The researchers tallied the number of people who developed new-onset diabetes, both among those who never had psoriasis during the study period, and among those who developed psoriasis. They identified new diabetes cases based on initiation of treatment with one or more glucose-lowering drugs. During follow-up, the number of new cases of diabetes was 3.67/1,000 person-years among those with no psoriasis, 6.93/1,000 patient-years among patients with mild psoriasis, and 9.65/1,000 patient-years among patients with severe psoriasis. The vast majority of the diabetes that developed was type 2.

Using adjustments that controlled for potential confounders at baseline, including age, sex, comorbidities, medications, and socioeconomic status, the researchers found that, compared with the people without psoriasis, those with mild psoriasis had a statistically significant 47% increased incidence of diabetes, and severe psoriasis linked with a statistically significant twofold increased risk for diabetes, Mr. Khalid reported. The median time from onset of psoriasis to the first treatment for diabetes was about 6 years.
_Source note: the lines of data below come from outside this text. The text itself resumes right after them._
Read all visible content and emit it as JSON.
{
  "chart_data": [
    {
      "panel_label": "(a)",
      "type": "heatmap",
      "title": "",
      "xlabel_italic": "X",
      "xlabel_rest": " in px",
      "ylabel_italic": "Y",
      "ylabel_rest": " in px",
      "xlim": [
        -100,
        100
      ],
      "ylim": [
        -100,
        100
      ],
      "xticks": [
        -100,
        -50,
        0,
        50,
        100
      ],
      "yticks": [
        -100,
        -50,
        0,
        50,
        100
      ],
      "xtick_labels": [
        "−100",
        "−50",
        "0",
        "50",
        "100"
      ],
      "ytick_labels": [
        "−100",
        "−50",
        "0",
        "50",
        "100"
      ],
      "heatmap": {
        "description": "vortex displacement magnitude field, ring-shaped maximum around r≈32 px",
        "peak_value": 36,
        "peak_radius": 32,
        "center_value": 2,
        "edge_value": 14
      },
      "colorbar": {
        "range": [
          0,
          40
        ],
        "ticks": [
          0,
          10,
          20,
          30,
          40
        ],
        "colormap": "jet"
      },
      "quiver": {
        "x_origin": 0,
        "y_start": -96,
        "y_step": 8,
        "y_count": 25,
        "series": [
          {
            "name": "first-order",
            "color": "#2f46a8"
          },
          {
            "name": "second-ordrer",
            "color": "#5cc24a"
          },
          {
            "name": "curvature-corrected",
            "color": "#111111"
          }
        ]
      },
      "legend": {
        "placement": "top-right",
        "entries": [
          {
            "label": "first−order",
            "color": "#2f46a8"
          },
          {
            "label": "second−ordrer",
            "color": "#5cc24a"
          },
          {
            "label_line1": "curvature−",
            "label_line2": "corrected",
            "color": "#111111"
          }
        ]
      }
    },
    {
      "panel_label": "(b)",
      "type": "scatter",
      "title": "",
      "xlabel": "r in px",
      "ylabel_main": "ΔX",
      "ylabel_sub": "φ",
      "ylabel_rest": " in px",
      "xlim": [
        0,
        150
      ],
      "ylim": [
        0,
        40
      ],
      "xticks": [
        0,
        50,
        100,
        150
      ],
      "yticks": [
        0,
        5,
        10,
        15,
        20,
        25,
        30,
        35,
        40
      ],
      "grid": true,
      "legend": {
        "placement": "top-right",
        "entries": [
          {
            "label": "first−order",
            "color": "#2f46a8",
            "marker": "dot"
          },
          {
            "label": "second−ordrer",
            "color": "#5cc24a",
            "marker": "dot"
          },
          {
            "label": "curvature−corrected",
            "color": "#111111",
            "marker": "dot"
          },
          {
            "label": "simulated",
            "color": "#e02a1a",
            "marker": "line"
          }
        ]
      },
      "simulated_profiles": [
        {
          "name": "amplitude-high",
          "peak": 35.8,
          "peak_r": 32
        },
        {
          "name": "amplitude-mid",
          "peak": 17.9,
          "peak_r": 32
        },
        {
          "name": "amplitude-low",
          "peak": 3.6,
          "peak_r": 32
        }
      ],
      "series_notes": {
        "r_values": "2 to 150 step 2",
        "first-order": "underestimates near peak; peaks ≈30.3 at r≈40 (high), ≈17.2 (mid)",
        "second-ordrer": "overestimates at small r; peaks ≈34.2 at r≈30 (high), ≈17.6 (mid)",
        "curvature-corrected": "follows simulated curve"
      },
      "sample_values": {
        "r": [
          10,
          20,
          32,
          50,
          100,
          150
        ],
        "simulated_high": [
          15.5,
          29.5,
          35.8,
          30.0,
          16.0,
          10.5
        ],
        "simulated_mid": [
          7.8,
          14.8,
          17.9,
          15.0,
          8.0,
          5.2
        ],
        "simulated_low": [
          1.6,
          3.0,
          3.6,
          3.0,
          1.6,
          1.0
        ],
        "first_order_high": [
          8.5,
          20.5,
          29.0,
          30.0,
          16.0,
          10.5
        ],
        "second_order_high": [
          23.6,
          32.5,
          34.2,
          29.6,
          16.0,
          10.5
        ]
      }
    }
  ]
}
The analysis notably focused on patients who developed diabetes following initial development of psoriasis, which provided insight into the sequence of the two diseases that had not been available in previously-reported studies, noted Dr. Ole Ahlehoff, a cardiology researcher at Gentofte Hospital and collaborator on the study.

"I suggest screening patients with psoriasis once a year for cardiovascular risk factors, including hypertension, dyslipidemia, lifestyle factors, and diabetes based on their glucose level," said Dr. Ahlehoff, who spoke about the research at a press conference. Medical groups have released guidelines that recommend annual risk assessment for patients with severe psoriasis, such as psoriatic arthritis, including the European League Against Arthritis (Ann. Rheum. Dis. 2010;69:325-31), and the Scottish Intercollegiate Guidelines Network.

Mr. Khalid and Dr. Ahlehoff said that they had no disclosures. Dr. Rydén had no relevant disclosures.